開幕絶望の清原和博に代わる、巨人の4番・高橋由伸に対し、世界の王がお墨付きを出した。
開幕カードの前哨戦。3日、大分で行われた中日とのオープン戦で第1打席にレフト前のヒットを放ち、3打席で交代した4番・高橋。
清原が復帰するまでのオープン戦だけの代役のはずが、そのまま開幕戦でも4番に座る。
清原は左太モモ痛が治らないうちに、右足の太モモまで痛めたのだから、どうにもならない。
『清原、開幕絶望』という大ニュース扱いになったが、先に福岡ドームで巨人と3連戦したダイエー・王監督は、世界の王の目で4番・高橋にお墨付きを出している。
「あれだけ慎重に調整しながら、またケガをするとはわれわれには、ちょっと信じられないことだ」と、清原のケガには首をヒネりながらも、高橋にはエールを送ったのだ。
「高橋の4番はいいんじゃないかな」と力強く太鼓判。
「不動の4番の松井がいなくなったことで、やっと『自分がやらなくては』という自覚が出てきた。結構なことだよ」
巨人の4番としての自覚が芽生えてきたことを評価する。
それまで巨人の大先輩として、はがゆい思いをしてきただけに、なおさら喜びも大きいのだろう。

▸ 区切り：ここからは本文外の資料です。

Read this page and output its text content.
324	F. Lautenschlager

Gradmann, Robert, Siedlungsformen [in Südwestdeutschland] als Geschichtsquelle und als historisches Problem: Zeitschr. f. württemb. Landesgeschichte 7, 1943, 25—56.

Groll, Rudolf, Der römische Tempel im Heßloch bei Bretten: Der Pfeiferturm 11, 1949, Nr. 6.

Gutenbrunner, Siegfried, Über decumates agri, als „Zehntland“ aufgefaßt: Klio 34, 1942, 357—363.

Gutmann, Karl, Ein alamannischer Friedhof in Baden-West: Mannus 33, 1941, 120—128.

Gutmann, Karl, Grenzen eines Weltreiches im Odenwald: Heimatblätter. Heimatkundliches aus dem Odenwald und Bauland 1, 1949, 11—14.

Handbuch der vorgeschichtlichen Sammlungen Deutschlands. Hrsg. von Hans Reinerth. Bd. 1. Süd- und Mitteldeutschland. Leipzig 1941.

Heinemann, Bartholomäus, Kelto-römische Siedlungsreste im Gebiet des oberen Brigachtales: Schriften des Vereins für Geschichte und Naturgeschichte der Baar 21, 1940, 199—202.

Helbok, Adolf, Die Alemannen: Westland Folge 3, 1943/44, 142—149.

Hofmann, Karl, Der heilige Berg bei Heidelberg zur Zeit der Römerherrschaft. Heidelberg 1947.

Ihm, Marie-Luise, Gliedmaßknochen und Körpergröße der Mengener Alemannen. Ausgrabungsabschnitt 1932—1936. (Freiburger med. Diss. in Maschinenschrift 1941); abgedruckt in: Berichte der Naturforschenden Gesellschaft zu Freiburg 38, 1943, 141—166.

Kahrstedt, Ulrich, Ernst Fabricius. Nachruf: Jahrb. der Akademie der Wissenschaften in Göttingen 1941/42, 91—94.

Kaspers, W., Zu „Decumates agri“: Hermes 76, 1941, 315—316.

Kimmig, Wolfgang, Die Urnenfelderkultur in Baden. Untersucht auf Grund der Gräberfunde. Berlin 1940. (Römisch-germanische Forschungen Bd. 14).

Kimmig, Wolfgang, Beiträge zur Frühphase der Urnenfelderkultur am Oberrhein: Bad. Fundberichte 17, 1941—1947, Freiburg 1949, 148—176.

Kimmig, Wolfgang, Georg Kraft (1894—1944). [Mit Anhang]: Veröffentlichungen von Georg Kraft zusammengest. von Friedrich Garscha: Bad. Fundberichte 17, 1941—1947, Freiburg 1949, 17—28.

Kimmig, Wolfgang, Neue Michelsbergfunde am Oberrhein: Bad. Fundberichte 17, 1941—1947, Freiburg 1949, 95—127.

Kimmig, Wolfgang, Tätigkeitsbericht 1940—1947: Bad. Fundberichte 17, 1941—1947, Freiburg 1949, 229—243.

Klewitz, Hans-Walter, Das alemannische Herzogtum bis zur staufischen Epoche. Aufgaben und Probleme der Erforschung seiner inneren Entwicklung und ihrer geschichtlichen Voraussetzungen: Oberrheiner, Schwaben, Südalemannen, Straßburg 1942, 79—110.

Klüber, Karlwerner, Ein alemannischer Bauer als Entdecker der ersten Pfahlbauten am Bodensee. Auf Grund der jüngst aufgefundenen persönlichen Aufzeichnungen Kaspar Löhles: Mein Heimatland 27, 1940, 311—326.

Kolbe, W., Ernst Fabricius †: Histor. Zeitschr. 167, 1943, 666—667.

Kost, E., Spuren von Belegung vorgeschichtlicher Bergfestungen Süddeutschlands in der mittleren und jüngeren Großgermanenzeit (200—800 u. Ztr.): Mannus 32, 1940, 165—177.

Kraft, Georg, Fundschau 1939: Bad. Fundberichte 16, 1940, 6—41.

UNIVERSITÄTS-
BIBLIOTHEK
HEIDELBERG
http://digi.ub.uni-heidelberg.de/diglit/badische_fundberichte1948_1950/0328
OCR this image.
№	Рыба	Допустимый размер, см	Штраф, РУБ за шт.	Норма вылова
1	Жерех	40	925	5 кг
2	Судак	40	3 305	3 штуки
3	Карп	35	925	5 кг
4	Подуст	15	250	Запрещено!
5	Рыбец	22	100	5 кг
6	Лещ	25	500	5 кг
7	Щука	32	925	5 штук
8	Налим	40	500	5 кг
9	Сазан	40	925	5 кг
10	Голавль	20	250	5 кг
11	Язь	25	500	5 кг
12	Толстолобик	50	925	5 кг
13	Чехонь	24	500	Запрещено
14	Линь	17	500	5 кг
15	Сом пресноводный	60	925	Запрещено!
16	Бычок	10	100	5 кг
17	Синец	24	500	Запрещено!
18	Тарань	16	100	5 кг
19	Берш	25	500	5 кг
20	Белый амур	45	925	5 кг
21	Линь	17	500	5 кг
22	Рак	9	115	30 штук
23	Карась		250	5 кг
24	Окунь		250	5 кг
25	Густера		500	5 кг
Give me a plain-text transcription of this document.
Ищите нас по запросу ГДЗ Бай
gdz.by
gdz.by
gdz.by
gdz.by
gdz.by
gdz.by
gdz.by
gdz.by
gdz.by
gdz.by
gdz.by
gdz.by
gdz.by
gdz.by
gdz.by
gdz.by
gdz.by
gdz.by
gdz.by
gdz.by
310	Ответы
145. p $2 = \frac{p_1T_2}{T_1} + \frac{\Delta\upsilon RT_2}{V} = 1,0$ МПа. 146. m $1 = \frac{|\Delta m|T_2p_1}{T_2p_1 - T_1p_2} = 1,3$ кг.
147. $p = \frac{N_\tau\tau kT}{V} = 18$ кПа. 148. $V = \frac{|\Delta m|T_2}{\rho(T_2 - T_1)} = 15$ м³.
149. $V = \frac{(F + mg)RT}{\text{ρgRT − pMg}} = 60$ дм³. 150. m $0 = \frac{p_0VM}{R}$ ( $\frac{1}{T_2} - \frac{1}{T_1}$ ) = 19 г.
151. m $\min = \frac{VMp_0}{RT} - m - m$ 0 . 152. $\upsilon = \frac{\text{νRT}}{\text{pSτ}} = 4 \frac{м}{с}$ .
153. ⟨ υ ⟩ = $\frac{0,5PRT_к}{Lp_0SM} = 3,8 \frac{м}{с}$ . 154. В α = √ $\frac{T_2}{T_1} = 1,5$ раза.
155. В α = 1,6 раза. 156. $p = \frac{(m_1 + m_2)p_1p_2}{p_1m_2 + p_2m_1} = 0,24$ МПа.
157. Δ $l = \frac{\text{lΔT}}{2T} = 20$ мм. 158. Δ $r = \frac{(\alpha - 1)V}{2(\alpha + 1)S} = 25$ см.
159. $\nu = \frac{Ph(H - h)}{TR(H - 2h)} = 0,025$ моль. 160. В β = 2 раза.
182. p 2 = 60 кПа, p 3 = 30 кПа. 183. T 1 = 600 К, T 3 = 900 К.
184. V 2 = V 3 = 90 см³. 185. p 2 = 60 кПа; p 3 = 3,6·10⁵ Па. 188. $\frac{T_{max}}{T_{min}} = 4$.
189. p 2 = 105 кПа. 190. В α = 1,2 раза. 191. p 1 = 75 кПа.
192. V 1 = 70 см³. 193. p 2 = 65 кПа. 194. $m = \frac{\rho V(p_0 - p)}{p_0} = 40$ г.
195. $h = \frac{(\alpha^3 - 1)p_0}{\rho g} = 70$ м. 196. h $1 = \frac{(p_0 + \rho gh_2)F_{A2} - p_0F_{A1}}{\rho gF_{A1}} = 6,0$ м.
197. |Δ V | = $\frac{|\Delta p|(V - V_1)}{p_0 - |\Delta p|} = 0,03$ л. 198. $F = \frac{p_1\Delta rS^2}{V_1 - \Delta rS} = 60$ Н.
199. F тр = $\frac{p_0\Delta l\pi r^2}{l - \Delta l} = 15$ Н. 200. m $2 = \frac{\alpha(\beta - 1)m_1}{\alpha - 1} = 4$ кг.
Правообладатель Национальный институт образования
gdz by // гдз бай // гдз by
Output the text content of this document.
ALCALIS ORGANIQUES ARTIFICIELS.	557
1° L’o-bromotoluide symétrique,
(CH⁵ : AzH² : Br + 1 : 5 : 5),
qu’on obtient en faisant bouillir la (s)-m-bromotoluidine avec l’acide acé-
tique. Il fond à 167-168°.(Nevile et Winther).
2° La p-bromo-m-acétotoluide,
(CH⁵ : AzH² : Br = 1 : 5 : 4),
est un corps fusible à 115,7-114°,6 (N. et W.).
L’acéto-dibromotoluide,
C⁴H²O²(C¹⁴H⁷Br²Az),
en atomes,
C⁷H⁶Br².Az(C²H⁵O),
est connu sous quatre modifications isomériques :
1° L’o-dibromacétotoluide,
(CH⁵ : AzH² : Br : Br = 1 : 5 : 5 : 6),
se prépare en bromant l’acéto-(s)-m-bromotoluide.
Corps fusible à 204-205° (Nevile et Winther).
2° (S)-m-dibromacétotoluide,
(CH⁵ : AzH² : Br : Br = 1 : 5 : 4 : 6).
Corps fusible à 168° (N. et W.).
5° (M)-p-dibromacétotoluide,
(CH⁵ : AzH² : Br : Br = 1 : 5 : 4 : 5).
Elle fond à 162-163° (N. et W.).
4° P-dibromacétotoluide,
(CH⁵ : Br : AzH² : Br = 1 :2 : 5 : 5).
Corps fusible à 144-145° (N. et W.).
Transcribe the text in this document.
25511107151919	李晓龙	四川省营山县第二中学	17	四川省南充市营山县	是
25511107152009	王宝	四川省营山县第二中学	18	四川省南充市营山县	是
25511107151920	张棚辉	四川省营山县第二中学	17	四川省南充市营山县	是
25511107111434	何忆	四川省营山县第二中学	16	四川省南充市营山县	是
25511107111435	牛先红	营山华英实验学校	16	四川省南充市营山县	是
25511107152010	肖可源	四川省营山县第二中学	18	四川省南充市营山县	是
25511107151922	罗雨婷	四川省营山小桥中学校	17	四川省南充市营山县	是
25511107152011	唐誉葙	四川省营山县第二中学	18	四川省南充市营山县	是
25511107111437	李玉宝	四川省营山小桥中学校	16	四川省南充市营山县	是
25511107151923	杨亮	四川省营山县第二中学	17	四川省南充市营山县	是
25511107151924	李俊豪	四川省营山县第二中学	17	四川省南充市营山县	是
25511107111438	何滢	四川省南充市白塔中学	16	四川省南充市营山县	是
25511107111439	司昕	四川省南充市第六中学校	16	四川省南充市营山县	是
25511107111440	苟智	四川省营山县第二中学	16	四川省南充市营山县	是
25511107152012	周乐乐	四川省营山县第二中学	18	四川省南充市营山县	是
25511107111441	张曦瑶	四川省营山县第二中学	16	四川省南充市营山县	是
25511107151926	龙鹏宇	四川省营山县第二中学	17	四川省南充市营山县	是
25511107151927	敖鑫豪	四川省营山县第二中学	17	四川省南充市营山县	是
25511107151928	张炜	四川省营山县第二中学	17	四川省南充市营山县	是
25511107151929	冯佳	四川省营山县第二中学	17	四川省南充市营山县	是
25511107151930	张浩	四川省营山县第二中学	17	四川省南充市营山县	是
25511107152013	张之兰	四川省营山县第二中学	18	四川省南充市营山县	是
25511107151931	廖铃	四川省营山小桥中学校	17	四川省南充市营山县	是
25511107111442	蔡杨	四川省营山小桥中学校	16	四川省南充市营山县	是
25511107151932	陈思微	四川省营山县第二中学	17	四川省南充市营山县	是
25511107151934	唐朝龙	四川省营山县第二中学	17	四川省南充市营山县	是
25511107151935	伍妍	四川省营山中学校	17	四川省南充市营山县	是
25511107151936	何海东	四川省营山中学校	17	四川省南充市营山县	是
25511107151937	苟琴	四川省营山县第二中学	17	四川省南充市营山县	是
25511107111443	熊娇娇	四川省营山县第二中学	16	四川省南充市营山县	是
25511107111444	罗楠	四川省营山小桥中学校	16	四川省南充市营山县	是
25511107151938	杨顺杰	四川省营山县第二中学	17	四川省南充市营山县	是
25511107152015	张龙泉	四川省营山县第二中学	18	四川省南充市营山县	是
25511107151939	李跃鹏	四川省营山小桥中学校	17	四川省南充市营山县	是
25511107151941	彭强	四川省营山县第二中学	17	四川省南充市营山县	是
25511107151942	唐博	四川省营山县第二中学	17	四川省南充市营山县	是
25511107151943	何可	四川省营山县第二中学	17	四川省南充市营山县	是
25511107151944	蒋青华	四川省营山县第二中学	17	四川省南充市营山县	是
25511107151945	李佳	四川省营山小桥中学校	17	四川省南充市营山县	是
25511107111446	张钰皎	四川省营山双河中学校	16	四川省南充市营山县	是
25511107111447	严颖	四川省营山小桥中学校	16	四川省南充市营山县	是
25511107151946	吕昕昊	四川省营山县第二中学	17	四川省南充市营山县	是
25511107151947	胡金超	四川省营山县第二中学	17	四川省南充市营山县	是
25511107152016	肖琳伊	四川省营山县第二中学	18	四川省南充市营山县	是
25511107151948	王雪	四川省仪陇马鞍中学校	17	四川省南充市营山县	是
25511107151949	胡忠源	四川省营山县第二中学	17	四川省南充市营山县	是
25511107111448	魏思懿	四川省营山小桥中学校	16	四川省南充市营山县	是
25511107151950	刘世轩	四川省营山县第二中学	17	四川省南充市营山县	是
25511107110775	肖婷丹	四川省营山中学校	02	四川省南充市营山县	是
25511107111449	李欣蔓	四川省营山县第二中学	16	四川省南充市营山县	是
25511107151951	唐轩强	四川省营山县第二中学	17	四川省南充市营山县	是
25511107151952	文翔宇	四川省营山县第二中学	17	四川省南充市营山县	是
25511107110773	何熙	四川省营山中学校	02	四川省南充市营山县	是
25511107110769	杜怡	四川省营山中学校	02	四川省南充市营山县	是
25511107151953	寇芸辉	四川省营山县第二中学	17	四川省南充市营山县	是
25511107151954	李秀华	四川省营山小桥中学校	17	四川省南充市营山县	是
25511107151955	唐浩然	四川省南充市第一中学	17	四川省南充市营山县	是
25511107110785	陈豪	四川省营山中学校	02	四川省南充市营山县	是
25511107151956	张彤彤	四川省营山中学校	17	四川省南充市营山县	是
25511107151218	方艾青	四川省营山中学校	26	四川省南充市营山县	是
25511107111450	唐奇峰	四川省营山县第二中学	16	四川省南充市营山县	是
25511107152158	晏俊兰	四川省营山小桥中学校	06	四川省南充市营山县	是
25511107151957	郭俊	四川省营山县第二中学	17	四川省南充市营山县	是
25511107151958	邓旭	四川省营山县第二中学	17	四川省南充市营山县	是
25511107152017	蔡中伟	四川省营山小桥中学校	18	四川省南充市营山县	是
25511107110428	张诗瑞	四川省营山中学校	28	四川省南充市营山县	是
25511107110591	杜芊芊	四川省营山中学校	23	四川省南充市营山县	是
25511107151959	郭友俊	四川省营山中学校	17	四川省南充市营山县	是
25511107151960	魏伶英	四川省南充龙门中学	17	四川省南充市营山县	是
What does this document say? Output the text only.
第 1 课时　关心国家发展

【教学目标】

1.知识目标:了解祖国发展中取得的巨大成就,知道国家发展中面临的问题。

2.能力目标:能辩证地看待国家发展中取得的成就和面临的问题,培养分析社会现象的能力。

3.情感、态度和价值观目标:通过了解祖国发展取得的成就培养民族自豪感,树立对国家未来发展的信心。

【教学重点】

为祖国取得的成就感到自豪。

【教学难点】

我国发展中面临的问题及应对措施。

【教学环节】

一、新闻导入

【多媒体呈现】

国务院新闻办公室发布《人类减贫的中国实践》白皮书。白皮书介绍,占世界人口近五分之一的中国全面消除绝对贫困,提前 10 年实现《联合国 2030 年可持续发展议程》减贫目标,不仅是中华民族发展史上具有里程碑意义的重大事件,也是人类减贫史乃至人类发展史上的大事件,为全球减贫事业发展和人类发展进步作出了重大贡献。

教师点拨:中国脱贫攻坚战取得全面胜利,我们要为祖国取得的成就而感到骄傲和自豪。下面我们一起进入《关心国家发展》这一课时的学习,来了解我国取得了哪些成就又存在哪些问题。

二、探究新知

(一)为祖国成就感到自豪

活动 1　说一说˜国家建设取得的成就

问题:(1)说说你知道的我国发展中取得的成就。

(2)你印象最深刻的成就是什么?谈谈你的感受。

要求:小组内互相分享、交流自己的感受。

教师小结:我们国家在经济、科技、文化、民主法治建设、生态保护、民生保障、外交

「高橋は、去年まで巨人の生え抜きの主力としての意識が薄かった。本当はベーブ・ルースとルー・ゲーリック、ONのようにならなければ、ウソだったんだから」
ヤンキースの第1期黄金時代を築いた、714本塁打の"球聖"ベーブ・ルースと3冠王、493本塁打の"鉄人"ルー・ゲーリックのコンビ。
さらには巨人軍の第3期黄金時代、不滅のV9を達成した868本塁打の"世界の王"王貞治と444本塁打の"ミスター・ジャイアンツ"長嶋茂雄のONコンビ。
日ごろから「松井は不器用だから練習、練習で一歩、一歩階段を上がるタイプ。オレに似ているね。高橋はミスタータイプだな」と、口にしている王監督のこと。
高橋と松井のコンビに対し、日米の最強コンビと並ぶような大きな期待をかけてきただけに、高橋に裏切られ続けてきた思いなのだ。
それも無理はない。ルーキーイヤーに3割、19本塁打、75打点の成績をあげ、2年目には3割1分5厘、34本塁打、98打点を記録。
「由伸は天才打者だ。松井より先に3冠王を取るかもしれない」と、長嶋監督に言わせたほど。
ところが完全に尻すぼみ。3年目が.289、27本、74打点。4年目も.302、27本、85打点。昨シーズンにいたっては、ケガに泣き.306の打率はともかく、17本塁打、53打点の成績に終わっている。
天才打者から並に成り下がった高橋が、松井のヤンキース入りでようやく目が覚めた。王監督はそう認める。
「僕の後には由伸がいる。巨人の4番は心配ない」と、松井は後継者に高橋を指名してメジャー入りしただけに、世界の王のお墨付きを誰よりも喜んでいるだろう。